А ведь рассказать кому – не поверят. Для всех Ирина Леонидовна строгий врач – заведующая отделением, ее все от нянечки до хирургов боялись. Никогда, правда, не кричала, только смотрела, если что, хмуро, как раньше, исподлобья. Что-что, а это осталось, ни убавить ни прибавить.
Раз только вспылила, когда дежурная сестра чуть кровь неправильной группы не перелила, – хорошо, вовремя спохватились. Вера Ивановна – старшая, уволиться хотела, еле отговорили, не ее вина, да и не случилось, слава богу, ничего. А Машенька, девочка-студентка, что кровь перепутала, потом вены даже резать пыталась, ну так, больше себя попугать, даже до больницы дело не дошло. Ирина сама ее успокаивала, из депрессии выводила, за руку в больницу опять привела, а в результате воспитала лучшую операционную сестру.

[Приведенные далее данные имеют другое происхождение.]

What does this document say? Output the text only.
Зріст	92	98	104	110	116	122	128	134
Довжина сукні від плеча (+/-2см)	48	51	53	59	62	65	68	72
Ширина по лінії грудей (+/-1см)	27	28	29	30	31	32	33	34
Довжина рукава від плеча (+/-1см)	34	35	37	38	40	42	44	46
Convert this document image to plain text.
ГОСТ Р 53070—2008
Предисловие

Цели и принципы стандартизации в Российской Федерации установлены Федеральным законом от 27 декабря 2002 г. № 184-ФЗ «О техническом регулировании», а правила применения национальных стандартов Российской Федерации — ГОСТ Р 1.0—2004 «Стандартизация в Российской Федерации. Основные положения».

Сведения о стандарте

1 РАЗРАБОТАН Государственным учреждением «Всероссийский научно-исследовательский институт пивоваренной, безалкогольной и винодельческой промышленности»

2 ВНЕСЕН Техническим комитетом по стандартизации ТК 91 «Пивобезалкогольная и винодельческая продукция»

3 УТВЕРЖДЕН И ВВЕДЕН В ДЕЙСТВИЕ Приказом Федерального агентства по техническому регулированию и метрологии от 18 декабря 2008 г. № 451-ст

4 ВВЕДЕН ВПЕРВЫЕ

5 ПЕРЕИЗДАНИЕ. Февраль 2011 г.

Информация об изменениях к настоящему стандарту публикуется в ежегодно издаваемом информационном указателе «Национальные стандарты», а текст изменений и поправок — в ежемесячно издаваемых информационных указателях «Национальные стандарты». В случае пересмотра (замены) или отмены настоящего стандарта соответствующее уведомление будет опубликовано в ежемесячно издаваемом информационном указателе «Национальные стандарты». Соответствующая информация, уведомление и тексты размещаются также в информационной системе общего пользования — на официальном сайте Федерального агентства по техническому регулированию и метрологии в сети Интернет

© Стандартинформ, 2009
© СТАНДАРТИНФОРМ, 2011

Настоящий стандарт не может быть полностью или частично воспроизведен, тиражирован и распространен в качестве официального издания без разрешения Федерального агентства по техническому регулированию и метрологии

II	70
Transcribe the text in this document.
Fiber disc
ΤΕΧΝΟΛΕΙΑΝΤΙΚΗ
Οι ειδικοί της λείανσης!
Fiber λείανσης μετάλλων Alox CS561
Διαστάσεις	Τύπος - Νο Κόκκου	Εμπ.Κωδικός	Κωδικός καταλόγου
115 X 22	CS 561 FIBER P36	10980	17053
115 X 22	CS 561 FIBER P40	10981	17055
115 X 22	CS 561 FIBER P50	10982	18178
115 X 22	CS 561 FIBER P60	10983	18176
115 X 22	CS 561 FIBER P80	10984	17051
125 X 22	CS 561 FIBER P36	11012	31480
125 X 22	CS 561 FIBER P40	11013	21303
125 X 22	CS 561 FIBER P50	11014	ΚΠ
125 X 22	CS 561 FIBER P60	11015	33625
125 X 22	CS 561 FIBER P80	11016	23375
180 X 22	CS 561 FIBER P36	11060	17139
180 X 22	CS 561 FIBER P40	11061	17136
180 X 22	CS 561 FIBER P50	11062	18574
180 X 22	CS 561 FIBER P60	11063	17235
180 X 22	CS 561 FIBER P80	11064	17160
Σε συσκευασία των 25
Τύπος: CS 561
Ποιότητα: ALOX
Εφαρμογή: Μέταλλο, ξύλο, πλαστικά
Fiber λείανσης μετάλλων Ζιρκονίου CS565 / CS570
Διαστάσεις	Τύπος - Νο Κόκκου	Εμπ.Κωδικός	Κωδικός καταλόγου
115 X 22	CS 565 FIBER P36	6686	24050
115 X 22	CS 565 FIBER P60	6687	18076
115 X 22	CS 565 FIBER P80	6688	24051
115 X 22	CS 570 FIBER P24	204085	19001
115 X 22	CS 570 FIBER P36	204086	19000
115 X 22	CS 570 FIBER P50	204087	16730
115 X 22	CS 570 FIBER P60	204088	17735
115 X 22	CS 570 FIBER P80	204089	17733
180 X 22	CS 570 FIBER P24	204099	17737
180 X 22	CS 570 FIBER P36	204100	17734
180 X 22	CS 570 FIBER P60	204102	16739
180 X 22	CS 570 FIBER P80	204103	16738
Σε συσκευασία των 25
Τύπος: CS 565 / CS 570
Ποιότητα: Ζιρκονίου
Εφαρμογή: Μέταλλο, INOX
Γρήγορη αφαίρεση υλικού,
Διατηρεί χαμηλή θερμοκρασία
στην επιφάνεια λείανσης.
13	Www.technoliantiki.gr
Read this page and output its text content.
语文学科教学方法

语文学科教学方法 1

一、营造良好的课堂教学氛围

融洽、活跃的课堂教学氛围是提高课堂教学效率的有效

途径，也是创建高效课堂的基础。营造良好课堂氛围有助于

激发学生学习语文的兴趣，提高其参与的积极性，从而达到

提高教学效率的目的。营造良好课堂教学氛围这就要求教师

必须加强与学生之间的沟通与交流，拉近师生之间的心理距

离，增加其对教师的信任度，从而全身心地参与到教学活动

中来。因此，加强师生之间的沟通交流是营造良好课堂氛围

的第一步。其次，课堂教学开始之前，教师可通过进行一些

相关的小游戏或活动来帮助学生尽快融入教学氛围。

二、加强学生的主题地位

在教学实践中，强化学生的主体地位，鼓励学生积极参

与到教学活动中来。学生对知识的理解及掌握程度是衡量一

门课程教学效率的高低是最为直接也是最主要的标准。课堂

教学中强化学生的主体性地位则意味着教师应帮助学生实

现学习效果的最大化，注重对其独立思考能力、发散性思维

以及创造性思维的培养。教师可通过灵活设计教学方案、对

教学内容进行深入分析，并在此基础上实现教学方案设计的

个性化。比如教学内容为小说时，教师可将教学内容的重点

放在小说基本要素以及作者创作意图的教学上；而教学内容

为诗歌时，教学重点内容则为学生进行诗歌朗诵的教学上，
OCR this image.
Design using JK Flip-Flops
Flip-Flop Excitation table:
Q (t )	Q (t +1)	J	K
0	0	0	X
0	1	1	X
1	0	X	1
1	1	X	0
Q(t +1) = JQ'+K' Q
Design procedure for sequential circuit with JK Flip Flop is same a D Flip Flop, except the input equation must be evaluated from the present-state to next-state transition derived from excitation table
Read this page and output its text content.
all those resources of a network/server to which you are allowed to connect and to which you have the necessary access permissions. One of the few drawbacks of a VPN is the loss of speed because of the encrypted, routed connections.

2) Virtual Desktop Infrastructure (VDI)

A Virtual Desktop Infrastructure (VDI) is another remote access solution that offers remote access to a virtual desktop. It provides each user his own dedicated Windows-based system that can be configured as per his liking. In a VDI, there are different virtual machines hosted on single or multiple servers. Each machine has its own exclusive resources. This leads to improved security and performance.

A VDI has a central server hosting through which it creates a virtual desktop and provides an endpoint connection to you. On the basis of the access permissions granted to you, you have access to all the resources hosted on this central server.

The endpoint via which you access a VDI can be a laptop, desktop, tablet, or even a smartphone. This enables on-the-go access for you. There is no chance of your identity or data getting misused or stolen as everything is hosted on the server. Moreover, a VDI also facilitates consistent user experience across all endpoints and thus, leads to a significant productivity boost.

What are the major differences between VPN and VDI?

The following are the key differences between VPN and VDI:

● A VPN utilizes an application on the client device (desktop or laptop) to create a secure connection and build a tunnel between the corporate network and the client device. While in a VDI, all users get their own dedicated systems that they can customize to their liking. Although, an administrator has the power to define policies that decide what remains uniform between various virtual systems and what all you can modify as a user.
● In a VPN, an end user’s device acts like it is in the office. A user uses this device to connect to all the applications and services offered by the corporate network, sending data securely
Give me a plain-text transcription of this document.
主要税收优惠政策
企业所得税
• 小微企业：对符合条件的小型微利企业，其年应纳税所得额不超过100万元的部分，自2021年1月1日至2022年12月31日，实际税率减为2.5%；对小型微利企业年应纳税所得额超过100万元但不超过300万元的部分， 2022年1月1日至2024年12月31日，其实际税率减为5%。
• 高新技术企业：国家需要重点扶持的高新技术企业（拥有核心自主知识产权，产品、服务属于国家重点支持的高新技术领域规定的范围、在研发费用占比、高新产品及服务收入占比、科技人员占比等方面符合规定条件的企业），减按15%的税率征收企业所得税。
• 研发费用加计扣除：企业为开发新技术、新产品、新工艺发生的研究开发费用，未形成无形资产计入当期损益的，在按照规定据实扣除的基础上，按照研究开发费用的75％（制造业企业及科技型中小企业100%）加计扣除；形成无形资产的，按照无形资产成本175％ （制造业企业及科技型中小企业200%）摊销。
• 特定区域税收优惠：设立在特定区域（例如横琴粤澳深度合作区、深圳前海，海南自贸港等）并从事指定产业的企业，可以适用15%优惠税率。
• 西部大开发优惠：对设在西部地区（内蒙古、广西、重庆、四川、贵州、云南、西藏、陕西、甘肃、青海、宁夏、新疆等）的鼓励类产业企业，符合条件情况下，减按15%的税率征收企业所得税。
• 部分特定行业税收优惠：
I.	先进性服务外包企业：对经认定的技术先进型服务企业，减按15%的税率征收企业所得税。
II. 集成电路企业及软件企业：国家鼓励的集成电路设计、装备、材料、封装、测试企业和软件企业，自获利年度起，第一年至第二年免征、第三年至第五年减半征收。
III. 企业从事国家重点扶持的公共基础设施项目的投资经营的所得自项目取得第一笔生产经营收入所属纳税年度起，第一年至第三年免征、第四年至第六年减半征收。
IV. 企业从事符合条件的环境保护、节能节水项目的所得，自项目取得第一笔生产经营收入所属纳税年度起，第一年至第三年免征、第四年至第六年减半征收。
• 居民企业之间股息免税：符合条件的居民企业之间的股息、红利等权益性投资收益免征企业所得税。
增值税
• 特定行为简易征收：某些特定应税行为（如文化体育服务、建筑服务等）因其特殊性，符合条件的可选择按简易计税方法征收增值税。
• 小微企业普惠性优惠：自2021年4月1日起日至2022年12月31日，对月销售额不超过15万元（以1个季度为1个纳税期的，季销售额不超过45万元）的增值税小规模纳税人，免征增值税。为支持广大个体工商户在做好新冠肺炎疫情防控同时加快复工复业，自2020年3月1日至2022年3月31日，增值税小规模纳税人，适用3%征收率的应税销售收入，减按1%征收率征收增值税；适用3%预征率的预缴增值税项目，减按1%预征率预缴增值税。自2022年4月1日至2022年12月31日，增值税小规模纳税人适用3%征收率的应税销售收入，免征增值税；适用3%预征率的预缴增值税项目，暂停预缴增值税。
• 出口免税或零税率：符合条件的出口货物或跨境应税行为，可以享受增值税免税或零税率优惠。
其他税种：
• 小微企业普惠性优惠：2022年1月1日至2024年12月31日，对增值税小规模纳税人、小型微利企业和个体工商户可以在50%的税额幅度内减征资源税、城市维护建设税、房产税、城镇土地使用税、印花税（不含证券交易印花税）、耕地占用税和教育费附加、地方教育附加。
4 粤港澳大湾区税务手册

Всегда потом только с ней предпочитала работать.
Машенька без слов знала, что когда подавать, какой скальпель любимый, какой ниткой шить. Еще и не просила, а она уже иглодержатель протягивает. Кто-то даже ревниво сказал, что, если надо, Машенька сама прооперирует, хирург может и сачкануть. Посмеялись от души. Все любят, когда в операционной шутят, – значит, все по плану.
Если что не так идет, то даже тишина другая – напряженная.
Ирина Леонидовна взяла в руки фотографию. Вадик Леонов. Вроде все поначалу хорошо шло. Кто знал, что исковерканная аорта под левый, а не правый желудочек завернется? Вот и задела скальпелем слегка. Струя крови в стенку ударила. Пока остановили, ушили, мальчик крови прилично потерял. Переливали в обе руки. Обошлось. Ирина Леонидовна честно всё родителям рассказала, а там папаша в горздраве, поднял бучу, хоть и исход операции хороший.
Главный отбил, не дал затаскать. Очень ее уважал, столько лет вместе.
А вот это действительно интересный случай. Томазик из глухой абхазской деревни. Родители молчаливые, может, из-за того, что не очень по-русски хорошо говорили. Долгожданный ребёнок. Мать – единственная учительница в школе, ни дня не пропускала, даже когда эпидемия какая-то была. Так и не поняли, чем сама переболела, вроде легко. Про сыпь не помнит. А мальчик родился слепой, глухой и с пороком сердца. Корь, наверное, была у матери, в лёгкой форме. Всем селом деньги на поездку собирали.